Wait. This is it. I'm in the street outside his house. The lights are off. Every one. Not a torch flashes, not a device screen glows. I set my face passive grey and approach below the view of his front windows. The timing is perfect. This is the start of the reconstitution. He'll be home. He may as well be waiting for me. If only he knew how I'd followed him. If only he knew how he'd imprinted on me. Whatever happens next, he'll forever be a part of me. There's no changing that now.
I push the window up. With no power, the lock's undone itself. The window is gracious, slides silently. Thank you window, co-conspirator. I slip inside, an intruder. I'm careful, even though my shoes aren't capable of tapping, my clothes were never taught to rustle. My heart stutters as if I'm steeling for my first kiss. Now that's an old memory, degraded and rebuilt. Much like my body, I suppose. I still cherish those old memories, despite their questionable fidelity. I know a part of them is true. And they're warm, bright like a picture book.
He's here. He's here. He's here.
Will I ever grasp this excitement? How will I remember this? In monochrome, with great lashes of color. A stripe of gold for my beating heart, jagged blue--my grit teeth, what will the release be when I finally have him? Blinding white. Snowblind. I see it now in partials, creeping at the edges of my vision; a heavenly vignette.

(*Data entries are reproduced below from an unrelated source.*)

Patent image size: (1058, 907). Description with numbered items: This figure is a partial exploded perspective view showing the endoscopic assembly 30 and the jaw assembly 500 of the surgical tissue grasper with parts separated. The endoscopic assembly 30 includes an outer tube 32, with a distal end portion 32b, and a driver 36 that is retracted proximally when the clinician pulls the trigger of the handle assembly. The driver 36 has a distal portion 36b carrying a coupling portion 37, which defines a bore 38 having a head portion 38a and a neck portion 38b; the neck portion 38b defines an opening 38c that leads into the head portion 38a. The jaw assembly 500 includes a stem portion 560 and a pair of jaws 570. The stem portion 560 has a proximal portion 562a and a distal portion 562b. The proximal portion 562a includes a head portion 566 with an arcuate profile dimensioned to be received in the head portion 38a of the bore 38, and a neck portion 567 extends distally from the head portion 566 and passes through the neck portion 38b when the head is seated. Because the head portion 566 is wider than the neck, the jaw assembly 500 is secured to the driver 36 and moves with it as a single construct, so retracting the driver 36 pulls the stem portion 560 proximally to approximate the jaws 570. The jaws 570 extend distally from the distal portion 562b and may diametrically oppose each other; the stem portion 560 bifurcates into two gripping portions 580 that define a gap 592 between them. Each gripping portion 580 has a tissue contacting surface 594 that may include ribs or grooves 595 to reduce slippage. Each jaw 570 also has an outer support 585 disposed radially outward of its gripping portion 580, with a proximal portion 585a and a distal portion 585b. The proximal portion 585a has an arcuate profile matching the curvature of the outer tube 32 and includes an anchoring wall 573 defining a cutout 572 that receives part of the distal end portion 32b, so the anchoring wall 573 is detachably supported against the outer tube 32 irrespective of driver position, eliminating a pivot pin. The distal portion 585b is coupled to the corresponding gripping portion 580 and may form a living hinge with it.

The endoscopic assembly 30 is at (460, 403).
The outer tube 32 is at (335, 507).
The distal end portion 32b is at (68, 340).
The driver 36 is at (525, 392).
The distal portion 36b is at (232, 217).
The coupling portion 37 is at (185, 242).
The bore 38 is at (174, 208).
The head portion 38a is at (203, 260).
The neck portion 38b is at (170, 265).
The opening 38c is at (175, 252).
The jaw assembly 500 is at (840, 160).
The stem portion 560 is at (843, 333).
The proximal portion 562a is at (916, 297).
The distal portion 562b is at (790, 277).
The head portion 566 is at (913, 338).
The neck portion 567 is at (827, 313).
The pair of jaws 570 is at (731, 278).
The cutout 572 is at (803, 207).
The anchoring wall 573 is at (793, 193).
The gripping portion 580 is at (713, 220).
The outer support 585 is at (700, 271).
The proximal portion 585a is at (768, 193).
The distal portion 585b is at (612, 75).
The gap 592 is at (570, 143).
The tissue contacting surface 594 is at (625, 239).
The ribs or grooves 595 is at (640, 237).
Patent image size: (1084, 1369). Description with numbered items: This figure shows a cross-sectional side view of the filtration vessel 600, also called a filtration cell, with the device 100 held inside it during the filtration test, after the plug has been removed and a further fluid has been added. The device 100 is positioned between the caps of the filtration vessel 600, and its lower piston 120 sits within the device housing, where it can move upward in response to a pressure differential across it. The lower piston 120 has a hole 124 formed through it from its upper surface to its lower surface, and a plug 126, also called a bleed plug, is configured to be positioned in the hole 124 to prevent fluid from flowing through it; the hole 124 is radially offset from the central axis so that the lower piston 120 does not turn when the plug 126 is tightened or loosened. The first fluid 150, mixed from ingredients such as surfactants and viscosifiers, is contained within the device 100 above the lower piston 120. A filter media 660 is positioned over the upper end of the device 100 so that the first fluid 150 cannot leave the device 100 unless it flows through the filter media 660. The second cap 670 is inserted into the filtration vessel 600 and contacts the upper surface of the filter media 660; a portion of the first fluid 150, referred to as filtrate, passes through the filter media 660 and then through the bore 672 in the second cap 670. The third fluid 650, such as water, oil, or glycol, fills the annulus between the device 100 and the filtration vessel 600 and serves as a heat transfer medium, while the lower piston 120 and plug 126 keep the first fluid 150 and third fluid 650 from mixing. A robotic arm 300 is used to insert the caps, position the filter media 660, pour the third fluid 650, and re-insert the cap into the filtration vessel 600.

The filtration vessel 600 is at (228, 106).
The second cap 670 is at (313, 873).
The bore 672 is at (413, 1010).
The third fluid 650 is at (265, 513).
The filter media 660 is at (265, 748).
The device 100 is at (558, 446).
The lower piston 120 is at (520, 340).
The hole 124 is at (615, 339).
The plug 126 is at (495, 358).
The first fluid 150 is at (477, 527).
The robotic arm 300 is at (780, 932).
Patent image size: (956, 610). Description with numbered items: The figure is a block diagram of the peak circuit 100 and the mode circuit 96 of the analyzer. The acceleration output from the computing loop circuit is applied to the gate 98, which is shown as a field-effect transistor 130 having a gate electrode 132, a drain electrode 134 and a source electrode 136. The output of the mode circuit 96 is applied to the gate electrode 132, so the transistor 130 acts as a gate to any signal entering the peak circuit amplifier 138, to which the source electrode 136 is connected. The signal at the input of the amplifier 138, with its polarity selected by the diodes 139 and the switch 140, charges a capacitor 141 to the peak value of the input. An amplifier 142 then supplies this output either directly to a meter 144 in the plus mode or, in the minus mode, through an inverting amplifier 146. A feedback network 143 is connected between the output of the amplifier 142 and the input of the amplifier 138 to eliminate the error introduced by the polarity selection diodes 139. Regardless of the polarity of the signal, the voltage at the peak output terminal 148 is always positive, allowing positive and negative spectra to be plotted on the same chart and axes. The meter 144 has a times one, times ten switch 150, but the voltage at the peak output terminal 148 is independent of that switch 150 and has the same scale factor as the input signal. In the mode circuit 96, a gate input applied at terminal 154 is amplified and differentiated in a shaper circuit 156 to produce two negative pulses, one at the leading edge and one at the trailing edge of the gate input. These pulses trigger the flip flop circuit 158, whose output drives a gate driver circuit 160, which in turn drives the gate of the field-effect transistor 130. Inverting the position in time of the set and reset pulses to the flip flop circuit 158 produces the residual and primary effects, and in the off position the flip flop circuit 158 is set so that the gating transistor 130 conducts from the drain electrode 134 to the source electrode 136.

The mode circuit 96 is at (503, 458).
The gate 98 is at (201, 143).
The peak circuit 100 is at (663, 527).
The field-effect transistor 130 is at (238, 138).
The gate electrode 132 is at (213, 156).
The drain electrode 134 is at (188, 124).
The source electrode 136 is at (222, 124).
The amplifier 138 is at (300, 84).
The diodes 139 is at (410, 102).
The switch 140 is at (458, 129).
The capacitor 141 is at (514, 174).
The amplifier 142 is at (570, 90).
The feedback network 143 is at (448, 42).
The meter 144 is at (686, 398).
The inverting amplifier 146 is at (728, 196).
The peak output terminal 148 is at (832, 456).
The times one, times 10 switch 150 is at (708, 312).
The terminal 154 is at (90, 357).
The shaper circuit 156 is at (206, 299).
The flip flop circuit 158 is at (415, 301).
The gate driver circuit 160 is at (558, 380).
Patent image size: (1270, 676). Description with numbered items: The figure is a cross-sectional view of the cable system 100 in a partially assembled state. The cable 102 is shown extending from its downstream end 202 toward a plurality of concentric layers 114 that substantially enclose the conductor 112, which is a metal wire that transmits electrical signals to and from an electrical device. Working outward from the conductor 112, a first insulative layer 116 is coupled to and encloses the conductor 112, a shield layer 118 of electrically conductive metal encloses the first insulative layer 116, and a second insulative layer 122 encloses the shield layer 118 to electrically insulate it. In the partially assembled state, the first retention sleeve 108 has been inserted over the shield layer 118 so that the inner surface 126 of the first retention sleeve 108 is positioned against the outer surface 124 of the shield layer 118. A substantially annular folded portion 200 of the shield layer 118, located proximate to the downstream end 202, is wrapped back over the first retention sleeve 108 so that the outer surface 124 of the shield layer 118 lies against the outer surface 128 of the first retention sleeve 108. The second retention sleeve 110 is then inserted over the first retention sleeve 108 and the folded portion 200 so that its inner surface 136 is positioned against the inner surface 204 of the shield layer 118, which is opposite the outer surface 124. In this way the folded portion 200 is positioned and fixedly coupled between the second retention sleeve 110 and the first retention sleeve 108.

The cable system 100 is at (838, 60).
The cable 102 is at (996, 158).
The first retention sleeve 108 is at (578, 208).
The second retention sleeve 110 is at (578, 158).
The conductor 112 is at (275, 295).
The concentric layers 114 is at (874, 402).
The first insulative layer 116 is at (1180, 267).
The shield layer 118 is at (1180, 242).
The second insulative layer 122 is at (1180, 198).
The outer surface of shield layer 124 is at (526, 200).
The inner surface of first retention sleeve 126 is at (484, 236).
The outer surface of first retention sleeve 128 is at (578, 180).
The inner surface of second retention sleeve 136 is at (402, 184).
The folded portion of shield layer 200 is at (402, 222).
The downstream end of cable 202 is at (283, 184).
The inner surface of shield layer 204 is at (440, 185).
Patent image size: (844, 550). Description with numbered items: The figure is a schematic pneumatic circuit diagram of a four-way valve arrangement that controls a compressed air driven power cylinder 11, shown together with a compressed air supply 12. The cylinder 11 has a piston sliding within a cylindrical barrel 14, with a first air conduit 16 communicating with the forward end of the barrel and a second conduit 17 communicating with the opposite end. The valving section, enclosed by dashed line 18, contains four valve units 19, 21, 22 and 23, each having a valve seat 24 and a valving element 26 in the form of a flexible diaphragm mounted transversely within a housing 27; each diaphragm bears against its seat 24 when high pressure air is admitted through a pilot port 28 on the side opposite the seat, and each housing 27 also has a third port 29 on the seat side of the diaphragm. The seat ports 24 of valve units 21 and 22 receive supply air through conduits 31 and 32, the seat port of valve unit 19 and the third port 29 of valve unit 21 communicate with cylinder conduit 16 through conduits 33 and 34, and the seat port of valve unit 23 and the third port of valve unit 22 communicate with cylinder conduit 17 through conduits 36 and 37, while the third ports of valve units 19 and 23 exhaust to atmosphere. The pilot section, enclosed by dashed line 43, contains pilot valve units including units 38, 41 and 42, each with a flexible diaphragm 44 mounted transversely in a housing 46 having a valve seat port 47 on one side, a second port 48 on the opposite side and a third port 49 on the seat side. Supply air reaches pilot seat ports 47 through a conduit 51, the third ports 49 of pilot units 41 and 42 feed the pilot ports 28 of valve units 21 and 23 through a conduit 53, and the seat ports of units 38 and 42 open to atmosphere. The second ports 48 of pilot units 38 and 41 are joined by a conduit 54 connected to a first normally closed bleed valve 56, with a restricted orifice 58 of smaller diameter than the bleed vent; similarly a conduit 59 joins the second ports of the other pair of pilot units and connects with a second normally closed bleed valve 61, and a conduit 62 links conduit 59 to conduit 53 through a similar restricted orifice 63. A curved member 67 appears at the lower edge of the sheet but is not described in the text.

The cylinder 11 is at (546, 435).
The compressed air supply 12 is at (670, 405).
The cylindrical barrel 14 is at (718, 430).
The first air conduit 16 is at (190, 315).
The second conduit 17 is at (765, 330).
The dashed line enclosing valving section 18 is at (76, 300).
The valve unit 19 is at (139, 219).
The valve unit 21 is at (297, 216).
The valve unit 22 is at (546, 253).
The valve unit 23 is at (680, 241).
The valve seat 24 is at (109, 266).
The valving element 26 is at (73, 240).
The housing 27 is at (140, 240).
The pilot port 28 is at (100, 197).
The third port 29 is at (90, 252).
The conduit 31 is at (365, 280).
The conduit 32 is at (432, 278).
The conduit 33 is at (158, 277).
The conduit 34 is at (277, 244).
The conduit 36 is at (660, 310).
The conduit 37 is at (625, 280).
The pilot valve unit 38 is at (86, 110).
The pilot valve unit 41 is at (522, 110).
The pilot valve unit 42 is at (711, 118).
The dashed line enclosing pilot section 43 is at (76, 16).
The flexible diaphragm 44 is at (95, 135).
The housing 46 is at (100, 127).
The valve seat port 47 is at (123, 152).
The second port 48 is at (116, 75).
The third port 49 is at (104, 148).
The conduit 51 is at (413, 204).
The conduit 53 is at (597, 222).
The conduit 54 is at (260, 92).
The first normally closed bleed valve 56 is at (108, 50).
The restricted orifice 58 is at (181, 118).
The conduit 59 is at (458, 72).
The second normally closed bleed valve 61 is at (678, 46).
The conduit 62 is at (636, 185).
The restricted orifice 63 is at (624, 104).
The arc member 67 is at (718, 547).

My eyes and heart and lips flutter when I see him, sitting in a straight-backed chair.
I say his name. Yes! To finally speak, to say anything is joy. But to say his name? Rapture.
His head tilts up, away from the book in his lap. A pale blue mask of surprise, but it falls away, a confused blink of yellow, then fractal. The color of possibilities and knowing.
'What?' he says densely. Then, 'How did you get here?'
My mouth opens in a monstrous smile. Yes. Now I'm snowblind and it's glorious. He didn't see me coming. It worked.
He leaps up, fists clenched as if those sacs of jelly and mineralized tissue could do anything to me. I blow soft, soothing, and he falls back into the chair. The first human to ever awaken their prescient mind. The most dangerous man in all of time. How do you stop a man who can see the future? How do you stop the machinations of a monster who knows all things? You come at him like a pack of lionesses. You come at him through time. You unground yourself and become a waterfall cascading through the plates. You jump without thought or reason. You become his shadow. You take years, but you mustn't take more than minutes. You slip in through his window when it's dark, slip in unseen in more ways than anyone has ever been unseen before or since.
He glares a rainbow of reds before it ends.
I shoot him through heart and head as the surge builds around me.
I'm snowblind.
Clap.
The End
This story was first published on Friday, May 21st, 2021


Author Comments

A few years ago, I had the idea for a novel where the antagonist was a billionaire using precognitive abilities to dominate the world. Solving the problem of combating someone who can see the future was (and still is) fascinating to me. One day, while mentally outlining, an entirely new story revealed itself along with a new solution to that puzzle." Lost Between the Plates" was spun from that second solution. I loved the idea of scattering the timeline, confusing both future and past and immediately grabbed my laptop, writing this story in a colorful flurry.